A spokesman for the HSE rejected the IFPA’s complaint and said such funding ‘‘did not apply to procedures that are illegal in Ireland."

A late 2005 poll by the Irish Examiner indicated that the majority of voters under age 35 favor legalizing abortion — a marked change from traditional Irish thinking on the subject.

However, a September poll showed that 47 percent of Irish citizens would vote against a referendum legalizing abortion while only 36 percent would vote for it.

Abortion advocates say more than 100,000 women have traveled to Britain for abortions since 1983.

Last month, the Council of Europe drew jeers from the pro-life community for approving a resolution calling on its member nations to legalize abortion or pave the way for more abortions if they’ve already done so.

The resolution targets Ireland as well as Malta and Poland, which also make abortions illegal.
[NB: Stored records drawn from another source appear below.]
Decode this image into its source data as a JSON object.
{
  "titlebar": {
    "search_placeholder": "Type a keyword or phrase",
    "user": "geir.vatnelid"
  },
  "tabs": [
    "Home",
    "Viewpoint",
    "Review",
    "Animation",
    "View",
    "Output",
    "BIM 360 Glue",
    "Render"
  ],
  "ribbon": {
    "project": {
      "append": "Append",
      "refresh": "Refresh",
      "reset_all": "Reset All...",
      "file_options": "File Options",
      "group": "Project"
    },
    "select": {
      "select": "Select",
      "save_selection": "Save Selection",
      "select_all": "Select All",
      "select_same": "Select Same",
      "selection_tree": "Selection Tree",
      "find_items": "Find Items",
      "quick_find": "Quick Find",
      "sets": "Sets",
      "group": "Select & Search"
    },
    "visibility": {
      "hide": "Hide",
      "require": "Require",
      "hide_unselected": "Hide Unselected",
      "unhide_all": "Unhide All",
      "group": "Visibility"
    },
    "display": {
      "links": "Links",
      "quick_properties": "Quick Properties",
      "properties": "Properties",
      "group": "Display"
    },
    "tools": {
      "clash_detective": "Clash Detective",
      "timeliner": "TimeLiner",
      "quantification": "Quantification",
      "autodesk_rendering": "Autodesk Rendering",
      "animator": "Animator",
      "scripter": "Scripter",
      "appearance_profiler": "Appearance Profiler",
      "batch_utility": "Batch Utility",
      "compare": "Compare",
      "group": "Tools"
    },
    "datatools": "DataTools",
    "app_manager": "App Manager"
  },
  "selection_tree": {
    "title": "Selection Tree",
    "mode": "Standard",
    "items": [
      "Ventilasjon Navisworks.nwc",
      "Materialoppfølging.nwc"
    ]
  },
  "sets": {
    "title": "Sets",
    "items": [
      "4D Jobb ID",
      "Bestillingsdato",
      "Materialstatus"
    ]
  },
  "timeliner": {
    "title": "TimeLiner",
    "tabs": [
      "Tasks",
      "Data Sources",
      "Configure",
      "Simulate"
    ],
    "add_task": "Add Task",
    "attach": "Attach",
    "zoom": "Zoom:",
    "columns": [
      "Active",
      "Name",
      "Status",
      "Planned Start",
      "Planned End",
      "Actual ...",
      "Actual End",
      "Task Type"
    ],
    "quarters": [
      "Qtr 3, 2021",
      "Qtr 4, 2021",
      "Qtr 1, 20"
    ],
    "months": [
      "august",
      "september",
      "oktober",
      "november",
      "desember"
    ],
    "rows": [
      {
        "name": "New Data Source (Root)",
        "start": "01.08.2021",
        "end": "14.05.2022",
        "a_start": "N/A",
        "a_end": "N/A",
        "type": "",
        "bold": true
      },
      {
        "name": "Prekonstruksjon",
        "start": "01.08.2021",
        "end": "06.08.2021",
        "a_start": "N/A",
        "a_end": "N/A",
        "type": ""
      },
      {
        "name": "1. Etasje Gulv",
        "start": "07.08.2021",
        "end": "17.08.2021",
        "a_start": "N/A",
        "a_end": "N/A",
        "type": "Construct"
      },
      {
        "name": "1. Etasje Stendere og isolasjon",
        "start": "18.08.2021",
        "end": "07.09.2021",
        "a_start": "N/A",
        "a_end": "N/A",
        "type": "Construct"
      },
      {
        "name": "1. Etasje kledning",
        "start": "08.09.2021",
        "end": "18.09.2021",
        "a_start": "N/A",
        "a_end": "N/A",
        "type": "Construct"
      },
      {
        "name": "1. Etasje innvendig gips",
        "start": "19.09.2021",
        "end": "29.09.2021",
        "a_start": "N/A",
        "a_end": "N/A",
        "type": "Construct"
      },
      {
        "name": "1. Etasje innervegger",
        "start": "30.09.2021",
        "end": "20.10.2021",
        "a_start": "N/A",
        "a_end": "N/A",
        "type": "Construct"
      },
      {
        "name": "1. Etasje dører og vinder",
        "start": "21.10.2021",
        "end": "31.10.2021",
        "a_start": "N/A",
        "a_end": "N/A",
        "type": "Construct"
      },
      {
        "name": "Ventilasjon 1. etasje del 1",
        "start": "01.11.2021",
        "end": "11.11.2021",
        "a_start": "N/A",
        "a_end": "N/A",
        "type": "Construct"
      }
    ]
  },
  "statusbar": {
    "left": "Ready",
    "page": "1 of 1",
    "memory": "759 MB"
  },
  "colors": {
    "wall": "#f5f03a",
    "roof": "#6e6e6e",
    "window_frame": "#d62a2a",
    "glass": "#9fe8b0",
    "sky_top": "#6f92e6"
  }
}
The report calls on all 47 member countries to guarantee ‘‘women’s effective exercise of their right to abortion and to lift restrictions which hinder access to safe abortion."

The Parliamentary Assembly of the Council of Europe passed the resolution on a 102-69 vote with 14 members abstaining.

The council also rejected amendments form pro-life members to weaken some of the pro-abortion language.

"Tragically, this is the first time that any international document has asserted a right to abortion," Pat Buckley of the British Society for the Protection of Unborn Children said.